Wolf thought Charlotte might come to the funeral, but she didn’t. Why would she? This club holds nothing but pain for her.

He clears his throat. “Just going over the will.” He frowns down at the papers, confusion flickering in his expression. He shakes his head like he’s trying to forget something. “Did you need something?” he asks, still not looking at me.

I walk over, sinking into the seat across from him. My fingers tap absently against the edge of his desk. “Has she responded?”

He doesn’t need clarification. We both know who I mean.

Every week, he writes Charlotte letters. She’s never replied. I’ve written to her, too. A couple times, and we know she gets them. We’ve been informed she picks them up from the hallway floor. But we don’t know if she reads them.

Wolf shakes his head, a weary sigh escaping him. We’d hoped the news of their father’s death might bring her back, even briefly. But then again, Savage was never really a father to her.

So, yeah.

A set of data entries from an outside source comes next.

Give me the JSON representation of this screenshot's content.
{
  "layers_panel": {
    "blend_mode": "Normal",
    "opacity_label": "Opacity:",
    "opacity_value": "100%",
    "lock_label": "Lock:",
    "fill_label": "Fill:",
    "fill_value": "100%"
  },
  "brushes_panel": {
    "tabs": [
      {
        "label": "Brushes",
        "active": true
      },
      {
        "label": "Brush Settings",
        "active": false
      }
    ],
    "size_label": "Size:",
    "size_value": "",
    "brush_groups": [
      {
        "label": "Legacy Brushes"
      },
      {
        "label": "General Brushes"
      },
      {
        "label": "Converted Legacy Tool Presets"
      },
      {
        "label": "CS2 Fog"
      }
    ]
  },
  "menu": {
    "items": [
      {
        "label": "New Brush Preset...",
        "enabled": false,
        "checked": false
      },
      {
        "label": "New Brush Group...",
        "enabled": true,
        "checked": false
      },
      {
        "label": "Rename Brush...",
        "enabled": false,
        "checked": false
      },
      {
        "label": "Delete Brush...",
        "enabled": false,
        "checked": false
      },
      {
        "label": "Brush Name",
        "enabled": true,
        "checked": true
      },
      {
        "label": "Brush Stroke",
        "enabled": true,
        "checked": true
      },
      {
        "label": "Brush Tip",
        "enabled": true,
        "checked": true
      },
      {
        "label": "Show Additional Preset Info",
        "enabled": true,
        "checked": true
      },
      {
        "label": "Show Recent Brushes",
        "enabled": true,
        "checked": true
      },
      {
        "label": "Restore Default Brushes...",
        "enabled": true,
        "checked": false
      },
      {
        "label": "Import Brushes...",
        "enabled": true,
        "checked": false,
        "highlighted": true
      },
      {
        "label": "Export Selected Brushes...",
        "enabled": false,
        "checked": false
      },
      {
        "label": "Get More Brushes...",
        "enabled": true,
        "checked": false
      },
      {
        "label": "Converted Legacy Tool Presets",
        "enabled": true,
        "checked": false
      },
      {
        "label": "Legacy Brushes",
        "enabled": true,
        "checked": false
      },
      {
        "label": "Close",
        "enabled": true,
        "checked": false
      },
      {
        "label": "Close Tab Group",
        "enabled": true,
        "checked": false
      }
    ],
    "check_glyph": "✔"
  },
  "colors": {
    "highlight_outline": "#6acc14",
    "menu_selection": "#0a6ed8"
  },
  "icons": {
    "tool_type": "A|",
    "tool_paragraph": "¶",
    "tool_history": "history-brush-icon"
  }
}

It tracks that she didn’t attend.

“You should get some sleep, Prez.”

Wolf nods absently, shuffling the papers like they might tell him something different if he stares long enough. He reads one, then rereads it. Again and again.

I’m about to stand and leave him to it when his phone pings. He frowns at the screen for half a second—then sits up straighter. Entire body locking like he’s been shot in the spine.

“What’s wrong?” I ask, already on alert.

He doesn’t answer. Just dials, fingers shaking.

The moment the call connects, his voice barks out, sharp and rough, “Ryder. When?”

The silence on the other end lasts all of two seconds before Ryder’s voice crackles through the line. “Two days ago. Glory’s parole went through. My contact didn’t get notified in time. They tried—she slipped through.”

My lungs empty out in a sharp exhale. Panic gripping my chest.

Glory can’t be out, can she? We had buried her in court. Five years, minimum. Slammed her with every charge we could dig up—fraud, theft, accomplice to assault. We had evidence. We created witnesses. How the fuck was she out in two?

“Where is she now?” Wolf demands, eyes flashing murder.

A long, heavy sigh seeps through the phone. “Take a seat, Prez. She’s… in Craven Ridge. I’m working on pinning down the exact location. Gimme an hour.”

Oh god. She’s in Craven Ridge? She’s in Charlotte’s town.

My stomach drops straight to my fucking boots.

No.

No, no, no, no, no.

I shoot out of my chair like a shot. “Fuck!” My heart is pounding so hard it hurts. I don’t wait. Don’t speak. I don’t even breathe.

Before I know it, I’m running out of the clubhouse.